« On comprend tout, votre frère est mort, mais vous devez aller en prison.»

Des proches des soldats qui combattent dans les forces armées ukrainiennes sont systématiquement arrêtés au Bélarus. Après avoir été tabassé lors d’un interrogatoire, Siarheï Bandarenka a fini à l’hôpital d’où il a réussi à échapper pour fuir le pays.

Le cousin de Vassil Parfiankoù (« Siabro » de son nom de guerre) , mort pour l’Ukraine, Siarheï Bandarenka a raconté dans une interview accordée à chaîne télévisée Belsat comment le régime de Loukachenko persécute les proches des volontaires bélarussiens.

Vassil « Siabro » Parfiankoù est mort dans des combats près de la ville ukrainienne de Lisitchansk le 26 juin, le même jour où le commandant du bataillon Volat et au moins deux autres combattants ont péri. Après la nouvelle de la mort de Vassil, des agents des forces de sécurité ont arrêté Siarheï pour la première fois et l’ont gardé en prison pendant 15 jours. La sœur et la mère de Vassil ont également été arrêtées alors qu’il était encore en vie et ont passé 10 jours en prison. Sa mère a été contrainte d’enregistrer un message vidéo dénonçant les activités de son fils. Selon Siarheï Bandarenka, des policiers ont effectué des descentes au domicile de nombreux proches des combattants du régiment Kalinoùski et pas seulement de ceux de Parfiankoù. 

Le 4 juillet, Siarheï Bandarenka a appris que Vassil Parfiankoù était très probablement mort, mais il y avait encore la possibilité qu’il ait été capturé. Deux jours plus tard, il s’est avéré qu’il était mort. Siarheï l’a appris par un militant bélarussien qui connaît bien les combattants. Siarheï, qui avait fixé un rendez-vous avec le militant chez ce dernier pour s’enquérir du sort de son cousin, a été arrêté dès son arrivée près de la maison du militant et emmené au poste de police. Selon Bandarenka, les policiers ont vérifié son téléphone portable, mais ne l’ont pas menacé d’une procédure pénale :

J’avais l’impression qu’ils voulaient eux-mêmes que cela se termine le plus tôt possible, que le régiment de Kalinoùski vienne libérer le Bélarus. J’ai vu de la compassion dans leurs yeux. Ils m’ont dit littéralement: « On comprend tout, votre cousin est mort, mais vous devez aller en prison.

Siarheï a été condamné pour une prétendue « conduite désordonnée » à une peine de 15 jours d’emprisonnement qu’il a purgée dans des conditions inhumaines : pas de couvertures ni d’oreillers ou de matelas. Il a dû dormir soit sur le sol, soit sur des couchettes en métal. 

Plus tard, il a été arrêté une deuxième fois, son domicile a été perquisitionné. Dans les locaux de GUBOPiK (Direction principale de lutte contre la criminalité organisée et la corruption du ministère de l’Intérieur du Bélarus), il a été mis la tête contre le sol avec l’interdiction de regarder autour de lui, mais lorsqu’il a réussi à le faire, il a vu des drapeaux russes sur les murs. Après avoir été interrogé et tabassé, il a été remis, comme l’ont dit les agents de GUBOPIK eux-mêmes, à la « police ordinaire ». En chemin, ils ont découvert sur son téléphone portable des reposts d’un film sur Vassil et des abonnement aux chaînes Telegram « extrémistes ». Cela lui a valu des menaces d’être envoyé en prison pour longtemps. 
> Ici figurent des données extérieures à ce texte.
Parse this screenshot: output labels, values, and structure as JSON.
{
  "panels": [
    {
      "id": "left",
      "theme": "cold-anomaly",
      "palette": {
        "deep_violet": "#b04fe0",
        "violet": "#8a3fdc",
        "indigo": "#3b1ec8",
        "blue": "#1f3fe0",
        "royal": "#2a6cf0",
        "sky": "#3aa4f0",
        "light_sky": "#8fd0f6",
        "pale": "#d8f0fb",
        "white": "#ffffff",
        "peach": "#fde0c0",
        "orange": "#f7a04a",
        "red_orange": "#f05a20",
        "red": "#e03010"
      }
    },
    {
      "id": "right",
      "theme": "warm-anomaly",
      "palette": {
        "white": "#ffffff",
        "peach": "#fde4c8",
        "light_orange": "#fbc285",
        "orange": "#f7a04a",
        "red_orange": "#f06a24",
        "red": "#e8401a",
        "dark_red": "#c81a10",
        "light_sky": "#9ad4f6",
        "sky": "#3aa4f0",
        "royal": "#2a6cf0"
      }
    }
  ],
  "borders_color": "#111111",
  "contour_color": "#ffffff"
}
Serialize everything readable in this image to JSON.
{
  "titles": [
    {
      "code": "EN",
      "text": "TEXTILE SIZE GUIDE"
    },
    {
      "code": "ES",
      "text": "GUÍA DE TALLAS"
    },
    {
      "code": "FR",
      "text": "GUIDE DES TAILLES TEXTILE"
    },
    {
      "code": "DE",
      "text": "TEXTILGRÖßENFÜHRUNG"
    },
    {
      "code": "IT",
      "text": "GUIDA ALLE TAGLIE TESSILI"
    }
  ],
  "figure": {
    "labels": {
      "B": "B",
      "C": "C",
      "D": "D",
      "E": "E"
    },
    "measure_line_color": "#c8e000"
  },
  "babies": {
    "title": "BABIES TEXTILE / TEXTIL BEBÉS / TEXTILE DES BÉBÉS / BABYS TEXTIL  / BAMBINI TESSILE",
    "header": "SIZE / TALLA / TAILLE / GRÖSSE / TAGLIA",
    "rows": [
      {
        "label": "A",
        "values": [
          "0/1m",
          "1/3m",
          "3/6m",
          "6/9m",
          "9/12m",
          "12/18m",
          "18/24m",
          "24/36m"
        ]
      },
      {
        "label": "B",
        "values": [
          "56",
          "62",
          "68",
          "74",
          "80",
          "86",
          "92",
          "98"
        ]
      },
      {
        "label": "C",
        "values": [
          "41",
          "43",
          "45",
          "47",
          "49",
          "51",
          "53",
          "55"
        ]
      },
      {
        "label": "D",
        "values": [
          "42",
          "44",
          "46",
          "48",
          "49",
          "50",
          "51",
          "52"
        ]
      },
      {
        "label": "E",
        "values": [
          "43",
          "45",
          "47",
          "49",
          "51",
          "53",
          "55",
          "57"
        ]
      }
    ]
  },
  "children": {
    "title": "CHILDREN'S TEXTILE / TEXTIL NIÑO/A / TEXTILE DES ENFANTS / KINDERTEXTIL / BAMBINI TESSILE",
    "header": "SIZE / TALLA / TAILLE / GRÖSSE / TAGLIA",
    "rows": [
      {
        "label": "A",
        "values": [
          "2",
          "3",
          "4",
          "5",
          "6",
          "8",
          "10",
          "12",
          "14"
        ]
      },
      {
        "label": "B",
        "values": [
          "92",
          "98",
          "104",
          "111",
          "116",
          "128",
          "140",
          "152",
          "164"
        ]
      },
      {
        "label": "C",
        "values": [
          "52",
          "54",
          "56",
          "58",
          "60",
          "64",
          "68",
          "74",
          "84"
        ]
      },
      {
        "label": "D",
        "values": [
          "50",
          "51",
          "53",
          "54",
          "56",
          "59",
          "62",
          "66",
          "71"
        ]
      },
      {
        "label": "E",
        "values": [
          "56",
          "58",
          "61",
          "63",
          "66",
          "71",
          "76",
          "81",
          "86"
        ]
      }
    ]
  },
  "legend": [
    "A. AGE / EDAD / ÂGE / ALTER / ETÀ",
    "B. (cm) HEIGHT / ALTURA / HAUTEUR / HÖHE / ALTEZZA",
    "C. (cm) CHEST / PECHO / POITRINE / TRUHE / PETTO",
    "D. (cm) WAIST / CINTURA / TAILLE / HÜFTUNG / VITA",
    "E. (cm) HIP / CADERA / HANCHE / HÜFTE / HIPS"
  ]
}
Au poste de police, Siarheï a dû se déshabiller, mais il avait même du mal à enlever sa chemise. Les policiers l’ont remarqué, l’un d’eux a demandé si l’on avait beaucoup battu et a appelé une ambulance. Menottés, Siarheï a été emmené à l’hôpital, et un homme armé d’une mitraillette l’accompagnait jusque dans les toilettes.

Les médecins étaient tous conscients de ce qui s’était passé. Ils m’ont demandé : vous avez été battu ou pas ? J’ai louché sur ce lieutenant pour que les médecins sachent que je ne pouvais pas dire la vérité. Et j’ai répété : je suis tombé, je suis tombé.

Siarheï a compris qu’il ne survivrait pas à une autre arrestation. Une hospitalisation de trois jours lui a été prescrite, mais, le lendemain matin, il s’est enfui chez un ami et a contacté la Fondation BYSOL. En conséquence, il a réussi à s’échapper en Pologne en passant par la Russie. Il se trouve maintenant dans un camp de réfugiés et ne sait toujours pas exactement qui l’a aidé à s’échapper.